FINAL DIAGNOSIS: Adrenal gland (adrenalectomy): myelolipoma with extensive recent hemorrhage and necrosis
Myelolipomas are benign biochemically nonfunctioning tumors composed of an admixture of mature adipose tissue and normal hematopoietic cells. The vast majority occur within the adrenal glands, but several extra-adrenal myelolipomas (EAMLs) have been reported. Myelolipomas may be found within cortical adenomas and be associated with clinical evidence of hyperfunction. Several theories regarding the etiology of adrenal myelolipomas have been presented. The most widely accepted theory is that myelolipomas are due to a metaplastic change in the reticuloendothelial cells of blood capillaries in response to stimuli, including necrosis, infection or stress. The term myelolipoma was coined by Oberling in 1929.
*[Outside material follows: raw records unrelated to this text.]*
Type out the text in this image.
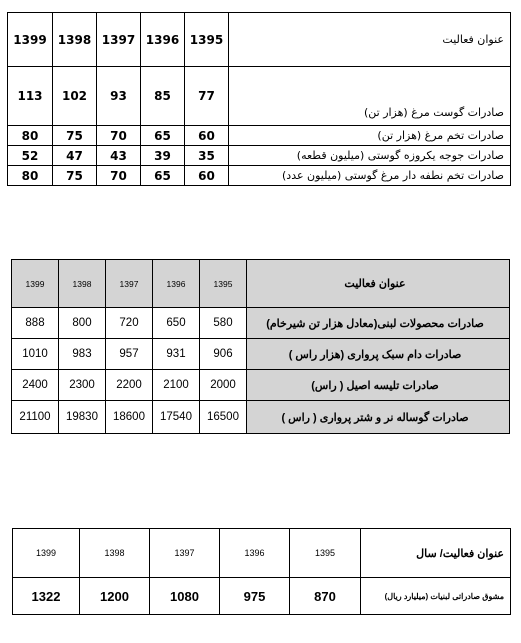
1399	1398	1397	1396	1395	عنوان فعالیت
113	102	93	85	77	صادرات گوست مرغ (هزار تن)
80	75	70	65	60	صادرات تخم مرغ (هزار تن)
52	47	43	39	35	صادرات جوجه یکروزه گوستی (میلیون قطعه)
80	75	70	65	60	صادرات تخم نطفه دار مرغ گوستی (میلیون عدد)
1399	1398	1397	1396	1395	عنوان فعالیت
888	800	720	650	580	صادرات محصولات لبنی(معادل هزار تن شیرخام)
1010	983	957	931	906	صادرات دام سبک پرواری (هزار راس )
2400	2300	2200	2100	2000	صادرات تلیسه اصیل ( راس)
21100	19830	18600	17540	16500	صادرات گوساله نر و شتر پرواری ( راس )
1399	1398	1397	1396	1395	عنوان فعالیت/ سال
1322	1200	1080	975	870	مشوق صادراتی لبنیات (میلیارد ریال)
Adrenal myelolipomas are rare benign tumors which are composed of hematopoietic elements and varying amounts of mature fat. In addition, these lesions may often contain calcifications. Most patients with adrenal myelolipoma are asymptomatic and the condition is discovered incidentally at autopsy, the incidence ranging from 0.08 to 0.2 percent. The lesions range in size from microscopic collections of fat and hematopoietic elements (myelolipomatous foci) to true "tumors" of up to 26.0 cm in maximum dimension. The typical extra-adrenal myelolipoma (EAML) is a solitary, well-defined mass within the abdomen, most commonly in the retroperitoneal presacral area. EAMLs may produce symptoms related to their mass effect, but they are occasionally incidental findings. Most commonly, patients are older than 40 years and have no hematologic abnormalities. It is important to distinguish EAMLs from other soft tissue tumors, in particular liposarcomas, myxoid malignant fibrous histiocytomas, extramedullary hematopoietic tumors, renal angiomyolipoma, and teratoma.
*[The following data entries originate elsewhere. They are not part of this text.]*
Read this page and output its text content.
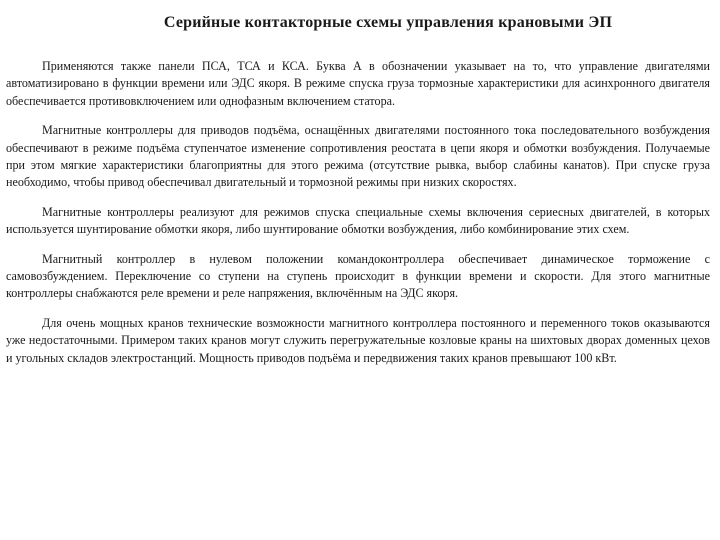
Серийные контакторные схемы управления крановыми ЭП

Применяются также панели ПСА, ТСА и КСА. Буква А в обозначении указывает на то, что управление двигателями автоматизировано в функции времени или ЭДС якоря. В режиме спуска груза тормозные характеристики для асинхронного двигателя обеспечивается противовключением или однофазным включением статора.

Магнитные контроллеры для приводов подъёма, оснащённых двигателями постоянного тока последовательного возбуждения обеспечивают в режиме подъёма ступенчатое изменение сопротивления реостата в цепи якоря и обмотки возбуждения. Получаемые при этом мягкие характеристики благоприятны для этого режима (отсутствие рывка, выбор слабины канатов). При спуске груза необходимо, чтобы привод обеспечивал двигательный и тормозной режимы при низких скоростях.

Магнитные контроллеры реализуют для режимов спуска специальные схемы включения сериесных двигателей, в которых используется шунтирование обмотки якоря, либо шунтирование обмотки возбуждения, либо комбинирование этих схем.

Магнитный контроллер в нулевом положении командоконтроллера обеспечивает динамическое торможение с самовозбуждением. Переключение со ступени на ступень происходит в функции времени и скорости. Для этого магнитные контроллеры снабжаются реле времени и реле напряжения, включённым на ЭДС якоря.

Для очень мощных кранов технические возможности магнитного контроллера постоянного и переменного токов оказываются уже недостаточными. Примером таких кранов могут служить перегружательные козловые краны на шихтовых дворах доменных цехов и угольных складов электростанций. Мощность приводов подъёма и передвижения таких кранов превышают 100 кВт.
The key to CT diagnosis is a demonstration of a mass with fatty attenuation (decreased attenuation). The demonstration of fat density within an adrenal mass by CT is virtually diagnostic of adrenal myelolipoma. The sonographic findings are variable but frequently demonstrate mixed regions of hyperechogenicity as well as hypoechogenicity. In addition, calcifications may be demonstrated on sonography. The MR signal characteristics demonstrate high signal on T1 weighted images consistent with the mature fat that is often found in these lesions. Although imaging findings can be diagnostic, the importance of this lesion lies in its recognition as a benign entity. In cases where the imaging findings are inconclusive, a percutaneous biopsy would likely be diagnostic demonstrating tissue consisting of mature fat interspersed with hematopoietic elements resembling bone marrow.
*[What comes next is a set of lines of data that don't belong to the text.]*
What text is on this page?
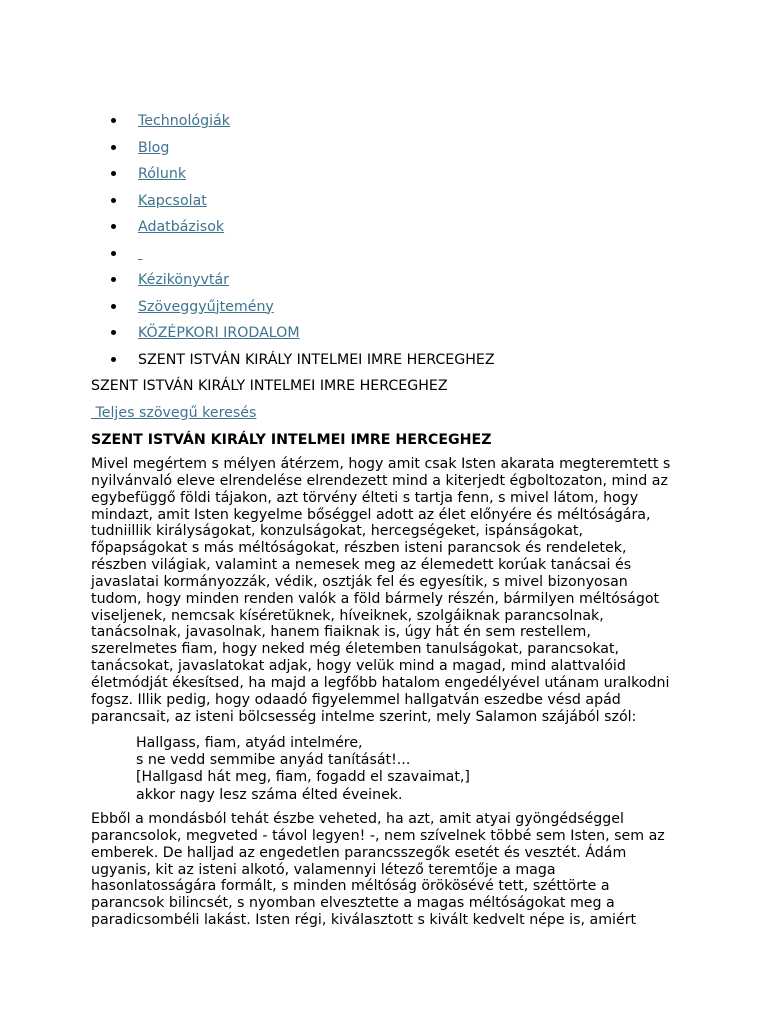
Technológiák
Blog
Rólunk
Kapcsolat
Adatbázisok

Kézikönyvtár
Szöveggyűjtemény
KÖZÉPKORI IRODALOM
SZENT ISTVÁN KIRÁLY INTELMEI IMRE HERCEGHEZ
SZENT ISTVÁN KIRÁLY INTELMEI IMRE HERCEGHEZ
Teljes szövegű keresés
SZENT ISTVÁN KIRÁLY INTELMEI IMRE HERCEGHEZ
Mivel megértem s mélyen átérzem, hogy amit csak Isten akarata megteremtett s
nyilvánvaló eleve elrendelése elrendezett mind a kiterjedt égboltozaton, mind az
egybefüggő földi tájakon, azt törvény élteti s tartja fenn, s mivel látom, hogy
mindazt, amit Isten kegyelme bőséggel adott az élet előnyére és méltóságára,
tudniillik királyságokat, konzulságokat, hercegségeket, ispánságokat,
főpapságokat s más méltóságokat, részben isteni parancsok és rendeletek,
részben világiak, valamint a nemesek meg az élemedett korúak tanácsai és
javaslatai kormányozzák, védik, osztják fel és egyesítik, s mivel bizonyosan
tudom, hogy minden renden valók a föld bármely részén, bármilyen méltóságot
viseljenek, nemcsak kíséretüknek, híveiknek, szolgáiknak parancsolnak,
tanácsolnak, javasolnak, hanem fiaiknak is, úgy hát én sem restellem,
szerelmetes fiam, hogy neked még életemben tanulságokat, parancsokat,
tanácsokat, javaslatokat adjak, hogy velük mind a magad, mind alattvalóid
életmódját ékesítsed, ha majd a legfőbb hatalom engedélyével utánam uralkodni
fogsz. Illik pedig, hogy odaadó figyelemmel hallgatván eszedbe vésd apád
parancsait, az isteni bölcsesség intelme szerint, mely Salamon szájából szól:
Hallgass, fiam, atyád intelmére,
s ne vedd semmibe anyád tanítását!...
[Hallgasd hát meg, fiam, fogadd el szavaimat,]
akkor nagy lesz száma élted éveinek.
Ebből a mondásból tehát észbe veheted, ha azt, amit atyai gyöngédséggel
parancsolok, megveted - távol legyen! -, nem szívelnek többé sem Isten, sem az
emberek. De halljad az engedetlen parancsszegők esetét és vesztét. Ádám
ugyanis, kit az isteni alkotó, valamennyi létező teremtője a maga
hasonlatosságára formált, s minden méltóság örökösévé tett, széttörte a
parancsok bilincsét, s nyomban elvesztette a magas méltóságokat meg a
paradicsombéli lakást. Isten régi, kiválasztott s kivált kedvelt népe is, amiért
Adrenal myelolipomas usually remain clinically quiescent. Previously, most reported cases were found incidentally at autopsy. Currently, most cases are detected during imaging procedures obtained for other reasons. Occasionally, clinical symptoms, most commonly abdominal pain, develop when the tumors become large. Spontaneous retroperitoneal hemorrhage is a possible complication of all large adrenal tumors. A review of the literature revealed 70 surgically documented cases of adrenal myelolipoma and 36 of these patients had clinical symptoms of abdominal pain or a palpable tumor. Associated medical problems in 53 of the 68 patients with surgically proved myelolipomas were obesity in 17, hypertension in 18 and a variety of chronic diseases in 18.
Management of adrenal myelolipomas should be individualized. Small asymptomatic myelolipomas diagnosed definitively on imaging studies are best followed expectantly. Symptomatic tumors can be treated with surgical excision and/or adrenalectomy.